Send LBJ a pentagram.)                   

* * *

** Nonsense.  You’ll have one of those tiny useless under-the-dressing-table refrigerators which will be full of warm wine and chilly peanuts.  If you feel lonesome, you can leave it open and pretend I’m shouting at you. 

*** I was just doing this today, up at Third House, where I have all my lilies sequestered and segregated, to make this revolting job easier.  It’s still revolting.  I will never buy another lily, but I can’t bring myself to murder the ones I’ve got.  They’re so pretty.  We didn’t have lily beetle at the old house for some reason, so this has all been a hideous new town-life shock.

† I’ve just spent some time wandering around the Catholic Answers Forum^ and apparently nobody takes what us hoi polloi think (nervously) of as a vow of silence, including the Trappists.  But the Carthusians and the Benedictines are also seriously down on chat. 

^ You google ‘vow of silence monks’ and all you get are cartoons. 

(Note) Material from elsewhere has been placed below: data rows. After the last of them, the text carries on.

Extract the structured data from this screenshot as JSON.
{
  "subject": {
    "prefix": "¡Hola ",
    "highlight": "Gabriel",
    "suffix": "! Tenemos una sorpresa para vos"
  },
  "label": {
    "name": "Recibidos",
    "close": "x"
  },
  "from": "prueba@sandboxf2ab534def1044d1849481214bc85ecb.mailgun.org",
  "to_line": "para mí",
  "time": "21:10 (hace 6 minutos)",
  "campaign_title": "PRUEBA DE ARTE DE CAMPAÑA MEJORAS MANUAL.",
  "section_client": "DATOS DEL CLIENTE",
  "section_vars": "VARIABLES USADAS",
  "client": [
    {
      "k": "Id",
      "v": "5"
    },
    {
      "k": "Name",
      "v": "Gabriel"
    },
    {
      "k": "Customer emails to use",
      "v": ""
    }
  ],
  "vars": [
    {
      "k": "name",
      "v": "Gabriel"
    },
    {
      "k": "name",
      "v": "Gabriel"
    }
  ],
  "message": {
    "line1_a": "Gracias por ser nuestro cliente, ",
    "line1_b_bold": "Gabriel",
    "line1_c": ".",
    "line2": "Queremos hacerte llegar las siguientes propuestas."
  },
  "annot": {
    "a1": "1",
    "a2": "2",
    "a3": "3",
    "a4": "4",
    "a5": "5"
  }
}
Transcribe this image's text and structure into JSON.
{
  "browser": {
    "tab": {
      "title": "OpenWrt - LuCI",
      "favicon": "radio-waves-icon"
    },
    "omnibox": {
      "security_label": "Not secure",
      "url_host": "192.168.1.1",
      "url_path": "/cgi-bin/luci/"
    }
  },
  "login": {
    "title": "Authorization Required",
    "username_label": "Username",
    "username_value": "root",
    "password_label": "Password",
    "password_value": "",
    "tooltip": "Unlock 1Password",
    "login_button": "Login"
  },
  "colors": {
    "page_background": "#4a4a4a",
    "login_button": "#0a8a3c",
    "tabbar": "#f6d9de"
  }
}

††  VERY GOSHFLIPPINGDARN FUNNY

††† I have no memory of this.  I’m sure he’s exaggerating.^

^ And he obviously wasn’t there right after one of my trips to New York to buy bagels at H&H on upper Broadway. 

‡ One must compensate for intolerable deprivation

‡‡ But not the steak with the peas.  I asked.

‡‡‡ I’ll be all right.  I’ll be looking forward to the NICE PRESENT he brings back for me.  Surely there must be suitable shopping opportunities in Bloomington.  Jewellery is good.  Small, light, easily transportable and always appropriate.

            It interests me, just by the way, that he neglects to tell you what he’s going there for.  He won the Phoenix Prize (again, I might add) for EVA.

http://en.wikipedia.org/wiki/Phoenix_Award

And . . . sigh . . . if it weren’t for the hellhounds’ digestion, I’d've gone with him, to check he keeps the fridge door closed.  I have friends near Bloomington.  We could have hung out while Peter does con things.  However I’ve already obtained permission to post his speech here when he gets home.